For a long time, I didn’t feel successful. Perhaps it’s more accurate to say that I didn’t really know what success was.
I graduated from Bowling Green State University just south of Toledo, Ohio, with a degree in interpersonal communications. My major had been “undecided” until the beginning of my junior year. The only reason I chose interpersonal communications at that point was it was the only degree with which I could graduate on time (with a few additional courses).
As I came close to graduation, I felt like sports marketing was something I’d be good at. I was lucky enough to land an internship with the Cleveland Cavaliers after graduation. But after finding out that all the money went to the players (the operations team works very long hours for very little pay), I decided to go to graduate school.
With two weeks left before fall semester, someone dropped out of the teaching assistantship program at Penn State University, leaving an opening for yours truly. I taught four semesters of public speaking and ended up with a master’s degree in communications.
Overeducated and underexperienced, I traveled to Cleveland to find a job. After sending out hundreds of resumes with no luck, I took the master’s degree line off my resume and started to do temp work. After a few monthlong work engagements, I ended up scoring full-time work at an insurance company working on internal communications projects.
Yes, I had a job but I was searching to find a purpose to my life and trying to figure out whether I was headed down the right path.
Three books that changed my life.
Shortly after this I read Think and Grow Rich by Napoleon Hill. It had a huge impact on how I defined success and what I really wanted to do with my life. Though I read the entire book cover to cover, I felt particularly compelled to remember one passage:
“Opportunity has spread its wares before you. Step up to the front, select what you want, create your plan, put the plan into action, and follow through with persistence.”
It was then that I started to set goals for my life.
Next, I read 7 Habits of Highly Effective People by Stephen Covey. The second habit listed is “Begin with the end in mind,” which means:
“To begin each day, task, or project with a clear vision of your desired direction and destination, and then continue by flexing your proactive muscles to make things happen.”
It was then that I started to write down my goals.
Fast-forward to April 2007. I decided to leave my role at Penton Media, where I had become vice president of custom media, because I didn’t feel I had influence over the direction of the company after a recent merger. One of my written goals was to have influence in whatever job I held. I decided to start what was to become the Content Marketing Institute.
That year, research conducted by Gail Matthews from Dominican University of California showed that people who wrote down their goals, shared this information with a friend and sent weekly updates to that friend were on average 33 percent more successful in accomplishing their stated goals than those who merely formulated goals.
At that time I started to share my goals with others, but more important, I reviewed those goals on a daily basis. Yes, every day I would read my goals, making sure I was staying on track.

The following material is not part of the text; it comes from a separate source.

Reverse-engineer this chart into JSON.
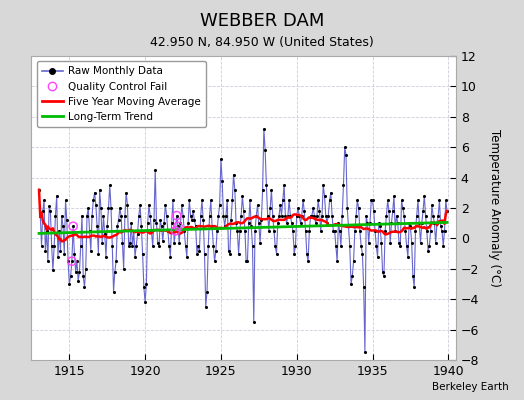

The difference in the direction my life took from that point on is beyond remarkable to me.
Two habits you need to acquire.
You can have the most amazing product and plan for your business, but if you don't keep your focus every day, there's a good chance you'll fail. To be sure you keep your eyes fixed on whatever you're working to accomplish, wake up each morning and do these two activities:
1. Write down your business and personal goals.
2. Thoroughly review your goals.
Doing this changed my life in a positive way. I believe it can do the same for you.